There are others in the Security Council and others in NATO that have troops on the ground in Bosnia and are very reluctant to take steps that they feel might expose their people to harm. And we have to be respectful of their attitudes because we do not have people on the ground there.

At the same time, we are pushing for a more robust use of military force to back up NATO's words, and to back up the United Nations' resolutions there. And we're going to continue to try to do that.

Let me just take one more and then --

Q Secretary Christopher, on MacNeil-Lehrer, had an interesting phrasing, saying, at this time U.S. ground troops would not be used. Are we reading too much into that to think that there is the prospect now that U.S. ground troops might be introduced in some --

THE VICE PRESIDENT: I think you are reading too much into that. And I think what he was probably referring to implicitly was a previously-stated intention on the part of the United States that if a true peace agreement is entered into voluntarily by all three parties there; and the United Nations is asked then to witness it, to monitor it, and to station people in key areas to make sure that it's abided by; and if it's a true and voluntary peace agreement, then we would be willing to participate along with the rest of the world community.

There's nothing new about that.
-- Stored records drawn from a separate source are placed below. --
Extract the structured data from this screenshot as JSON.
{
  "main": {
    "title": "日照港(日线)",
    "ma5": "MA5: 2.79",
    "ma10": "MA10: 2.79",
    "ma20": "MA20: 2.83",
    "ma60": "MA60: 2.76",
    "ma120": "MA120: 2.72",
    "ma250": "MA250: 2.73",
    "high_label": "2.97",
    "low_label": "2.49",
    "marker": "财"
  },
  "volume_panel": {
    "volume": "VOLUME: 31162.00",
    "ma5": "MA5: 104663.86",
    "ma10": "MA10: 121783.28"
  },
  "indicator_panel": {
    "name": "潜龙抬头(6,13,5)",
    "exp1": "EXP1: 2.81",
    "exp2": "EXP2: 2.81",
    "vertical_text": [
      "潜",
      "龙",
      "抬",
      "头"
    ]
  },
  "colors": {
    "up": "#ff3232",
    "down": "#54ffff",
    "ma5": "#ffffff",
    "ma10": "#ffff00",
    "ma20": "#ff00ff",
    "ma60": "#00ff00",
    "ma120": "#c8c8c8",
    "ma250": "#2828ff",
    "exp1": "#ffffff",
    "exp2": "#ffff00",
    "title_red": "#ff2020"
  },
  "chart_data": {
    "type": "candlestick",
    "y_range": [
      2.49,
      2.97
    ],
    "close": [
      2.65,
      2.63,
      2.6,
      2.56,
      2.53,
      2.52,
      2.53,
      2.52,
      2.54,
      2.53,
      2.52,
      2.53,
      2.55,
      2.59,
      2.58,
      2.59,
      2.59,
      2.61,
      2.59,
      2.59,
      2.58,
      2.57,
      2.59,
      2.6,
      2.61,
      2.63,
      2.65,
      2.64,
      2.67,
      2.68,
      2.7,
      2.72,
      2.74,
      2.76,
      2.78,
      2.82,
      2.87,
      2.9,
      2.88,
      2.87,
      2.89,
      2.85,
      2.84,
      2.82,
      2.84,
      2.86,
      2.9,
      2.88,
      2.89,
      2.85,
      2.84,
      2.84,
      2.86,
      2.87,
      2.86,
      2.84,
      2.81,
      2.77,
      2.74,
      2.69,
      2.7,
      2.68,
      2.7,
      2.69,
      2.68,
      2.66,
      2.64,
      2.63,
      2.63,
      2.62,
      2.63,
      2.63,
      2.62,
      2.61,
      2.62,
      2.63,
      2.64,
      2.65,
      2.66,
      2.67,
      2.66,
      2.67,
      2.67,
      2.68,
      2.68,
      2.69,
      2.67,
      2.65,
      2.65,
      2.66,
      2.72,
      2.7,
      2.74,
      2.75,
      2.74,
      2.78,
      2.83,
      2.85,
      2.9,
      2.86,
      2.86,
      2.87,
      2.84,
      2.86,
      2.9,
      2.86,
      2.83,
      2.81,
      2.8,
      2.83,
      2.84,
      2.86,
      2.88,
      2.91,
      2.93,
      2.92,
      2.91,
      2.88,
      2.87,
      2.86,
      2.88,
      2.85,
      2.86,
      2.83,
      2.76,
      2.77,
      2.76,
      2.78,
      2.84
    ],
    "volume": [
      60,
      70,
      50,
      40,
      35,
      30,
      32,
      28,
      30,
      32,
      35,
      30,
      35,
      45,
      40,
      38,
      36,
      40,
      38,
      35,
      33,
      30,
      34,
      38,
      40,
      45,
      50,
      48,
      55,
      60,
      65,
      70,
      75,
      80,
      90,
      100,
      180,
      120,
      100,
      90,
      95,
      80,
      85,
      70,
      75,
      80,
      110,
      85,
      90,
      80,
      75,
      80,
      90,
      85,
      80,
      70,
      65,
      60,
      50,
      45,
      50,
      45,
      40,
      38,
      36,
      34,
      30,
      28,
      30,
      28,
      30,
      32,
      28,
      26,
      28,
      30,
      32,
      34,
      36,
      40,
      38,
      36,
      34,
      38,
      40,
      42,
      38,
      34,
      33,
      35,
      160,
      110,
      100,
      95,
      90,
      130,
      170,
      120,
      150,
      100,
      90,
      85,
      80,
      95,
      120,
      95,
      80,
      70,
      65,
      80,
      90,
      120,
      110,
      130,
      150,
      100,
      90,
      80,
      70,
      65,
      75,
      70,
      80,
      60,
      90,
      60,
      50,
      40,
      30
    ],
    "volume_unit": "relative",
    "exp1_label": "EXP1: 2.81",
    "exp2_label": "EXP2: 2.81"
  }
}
And I think that he probably carved out that exception in his language there.

Q But some in the administration -- at least a couple of people -- are saying that there is a possibility that they might be used -- U.S. ground troops might be used -- between the Croatians and the Bosnian Muslims. Is that a possibility?

THE VICE PRESIDENT: There's been no change from the situation that I described a moment ago. There's no active consideration of putting U.S. ground troops into Bosnia, except as part of an international group to monitor compliance with a truly voluntary and genuine peace agreement that all sides enter into. And so, those are the only conditions in which we can foresee ground participation there.

Any other questions on this program? If not -- well, thank you very much. Appreciate it. Thank you.